With the growing world population, the need for agri-food products is rapidly increasing. The UN estimates an increase in demand of 70% in the next 30 years. At the same time, agriculture needs to reduce the impact on the  environment in terms of, e.g., pollution, energy, greenhouse gasses and water usage. Furthermore, the availability of human labor to perform the physically exhausting and repetitive tasks is reducing. To put it short, agriculture needs to produce more with less and should move toward sustainable and autonomous food production. Agricultural robots are an important solution to achieve this goal. They can perform precision agriculture, providing just the right treatment to the right location at the right time, which can drastically reduce the environmental impact. Robots furthermore can perform the physically challenging and repetitive tasks, providing room for higher-skilled labour in agriculture. However, there are technical challenges to get robots to operate in the complex agri-food environments; (1) there is a lot of variation in the appearance, shape and properties of the biological products, as well as in the environmental properties, such as weather and climate conditions, (2) the environments are cluttered with many objects, causing limited free space and many occlusion, and (3) the plants and produce are delicate and vulnerable.

My research focusses on the development of methods to deal with these challenges in agri-food robotics. With methodologies from artificial intelligence and machine learning, the challenges of variation can be approached.
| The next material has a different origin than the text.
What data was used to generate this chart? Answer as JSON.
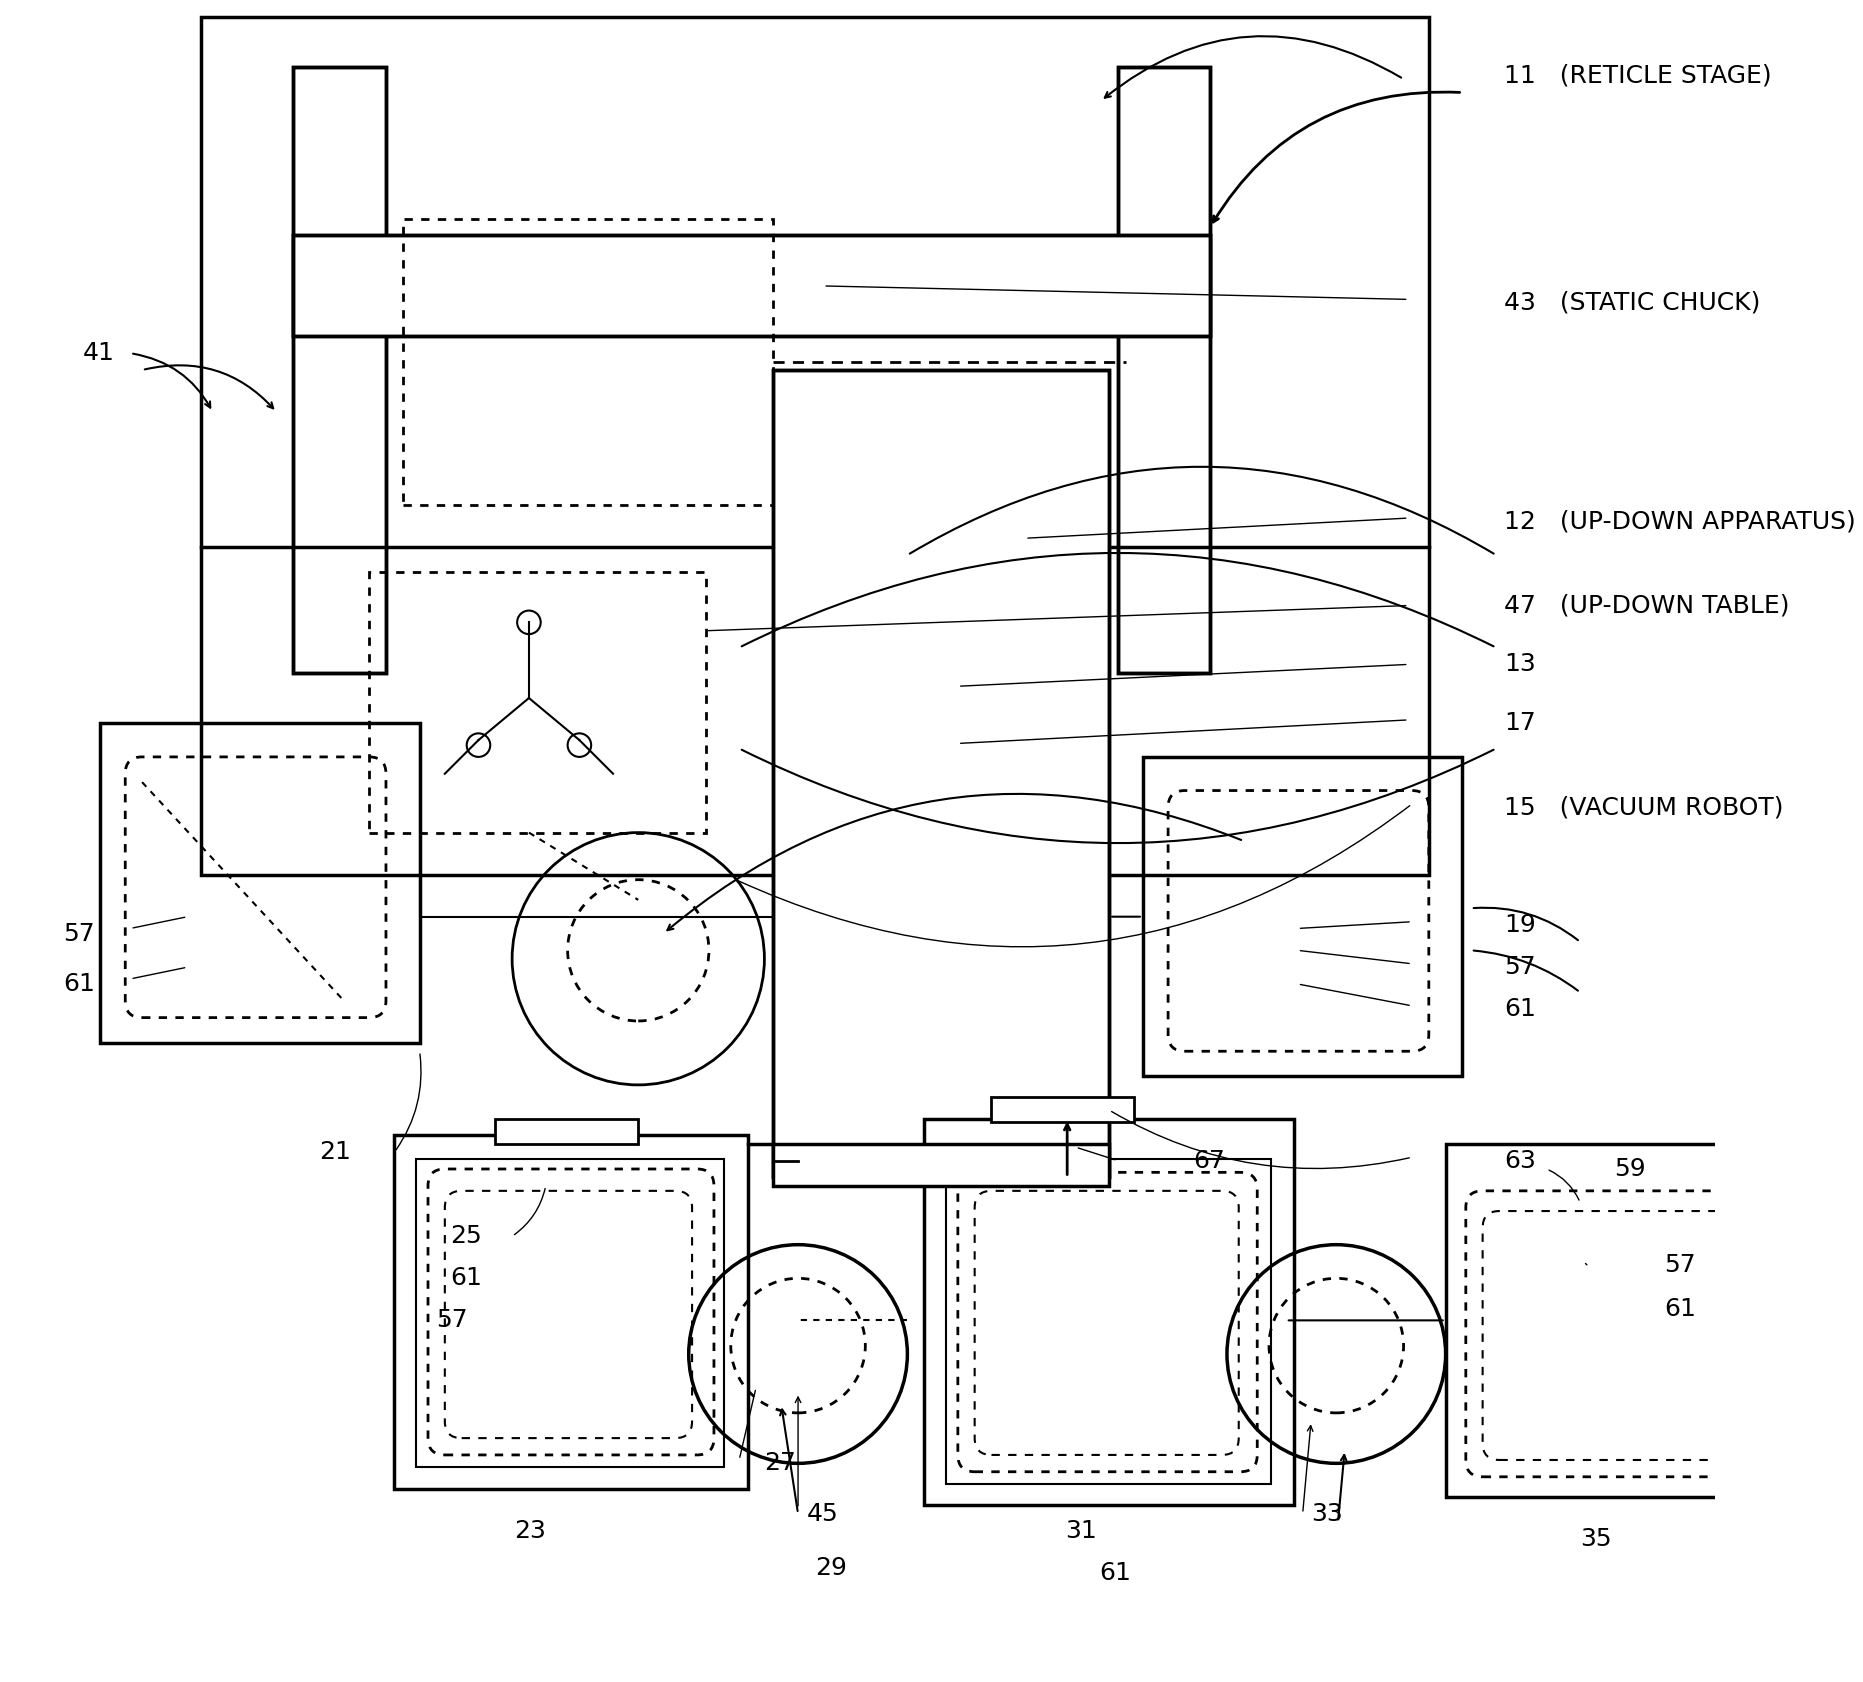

The challenge of clutter and occlusion can be alleviated by moving away from the traditional sense-think-act paradigm in robotics towards integrated sensorimotor control, including active perception. And the interaction with delicate plants and produce requires soft robotic manipulators and end-effectors.

I am assistant professor in the Farm Technology group at Wageningen University and Research heading a team of PhDs and postdocs on machine vision and robotics with applications in agriculture and coordinating the NWO Perspectief program FlexCRAFT. From 2012-2017, I worked at Wageningen Research doing contract research. I did a postdoctoral fellowship at the Royal Institute of Technology (KTH) in Stockholm from 2009-2012. I received my PhD in artificial intelligence from the University of Groningen in 2010.